A avaliação é do professor do Instituto de Economia da Unicamp,
Eduardo Fagnani, que ao lado de outros 20 economistas da Associação
Nacional dos Auditores-Fiscais da Receita Federal do Brasil (ANFIP) e do
Departamento Intersindical de Estatística e Estudos Socioeconômicos
(DIEESE), assina o relatório “Previdência: reformar para excluir?”,
trabalho que analisa todas as medidas da reforma pretendida.
Em entrevista ao programa online 'Na sala de visitas com Luis Nassif',
Fagnani chamou atenção para a inconsistência dos principais argumentos
defendidos para mudar as regras da aposentadoria pública - do suposto
déficit e o fatalismo demográfico -, utilizados há mais de 30 anos por
Ministros da Fazenda e comprado pelos principais meios de comunicação,
influenciando a percepção negativa sobre o seguro social público.
Não existe déficit
Desde a década de 1930, com Getúlio Vargas, o Brasil trabalha com
um sistema previdenciário financiado por três partes: governo,
empregados e empregadores. Mecanismo mantido pela Constituição Federal
de 1988 que, no Artigo 195, estabeleceu as regras para compor o
orçamento da aposentadoria pública, onde o governo deve participar com
33% da receita (a terça parte), porém a parcela estatal nos últimos anos
foi de apenas 12%.
“Da parte do governo foram criadas [em 1988] duas novas
contribuições: o Confins e a Contribuição Sobre o Lucro (CSLL). Em 1989 o
Maílson da Nóbrega, enquanto Ministro da Fazenda, passou a mão no
Confins e na Contribuição Sobre Lucro e, desde então, a Previdência tem
sido mantida apenas com as receitas do trabalhador e do empregador”,
pontuou Fagnani.
O economista acrescentou que o sistema de financiamento da
aposentadoria no Brasil foi inspirado no modelo dos países europeus que
compõe a OCDE (Organização para a Cooperação e Desenvolvimento
Econômico, ou grupo dos países mais desenvolvidos).
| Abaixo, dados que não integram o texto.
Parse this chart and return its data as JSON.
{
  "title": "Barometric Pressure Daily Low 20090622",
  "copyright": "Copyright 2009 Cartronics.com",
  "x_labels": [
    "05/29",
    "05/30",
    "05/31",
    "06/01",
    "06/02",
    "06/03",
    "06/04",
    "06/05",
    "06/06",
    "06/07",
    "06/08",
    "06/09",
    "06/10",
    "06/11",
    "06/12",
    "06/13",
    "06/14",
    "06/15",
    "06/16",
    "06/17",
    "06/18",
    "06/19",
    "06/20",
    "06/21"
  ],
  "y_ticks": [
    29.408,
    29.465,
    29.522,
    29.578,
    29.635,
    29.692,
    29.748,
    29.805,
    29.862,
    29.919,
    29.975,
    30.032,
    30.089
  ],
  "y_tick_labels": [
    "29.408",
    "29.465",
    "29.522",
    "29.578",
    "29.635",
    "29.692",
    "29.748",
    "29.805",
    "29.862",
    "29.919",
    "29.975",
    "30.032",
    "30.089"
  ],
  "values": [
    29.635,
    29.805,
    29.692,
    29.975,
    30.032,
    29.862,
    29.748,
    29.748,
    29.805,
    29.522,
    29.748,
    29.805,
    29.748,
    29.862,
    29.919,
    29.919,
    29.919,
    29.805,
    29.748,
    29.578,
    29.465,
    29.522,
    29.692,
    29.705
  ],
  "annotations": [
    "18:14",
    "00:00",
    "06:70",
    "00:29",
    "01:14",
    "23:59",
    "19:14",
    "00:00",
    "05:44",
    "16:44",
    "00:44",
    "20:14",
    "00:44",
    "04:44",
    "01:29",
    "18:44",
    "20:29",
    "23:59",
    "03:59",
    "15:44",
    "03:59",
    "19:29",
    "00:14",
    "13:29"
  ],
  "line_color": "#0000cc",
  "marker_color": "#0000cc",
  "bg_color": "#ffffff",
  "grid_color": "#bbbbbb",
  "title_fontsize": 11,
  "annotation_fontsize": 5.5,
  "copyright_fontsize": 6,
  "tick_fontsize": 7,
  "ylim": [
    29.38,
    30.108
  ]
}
“Nos países da OCDE a participação média do governo no orçamento
previdência é de quase 50%, o caso mais extremo é o da Dinamarca, onde
75% da seguridade é financiada pelo governo, através do recolhimento dos
impostos gerais”, completou.
A ideia de que a previdência pública deveria ser mantida apenas com
o financiamento do trabalhador e empregador, em um modelo de
capitalização, é outro equívoco que não condiz com as condições
estruturais do Século 21, ponderou o professor.
“Um financiamento mantido apenas com recursos do trabalhador se
justificaria se o mercado de trabalho ainda fosse fordista, quando um
veículo era construído por 50 trabalhadores. Hoje já passamos da
terceira revolução industrial, onde um veículo é construído por quatro
ou cinco trabalhadores, e estamos indo para a quarta revolução, da
chamada indústria 4.0, cada vez mais automatizada”, explicou.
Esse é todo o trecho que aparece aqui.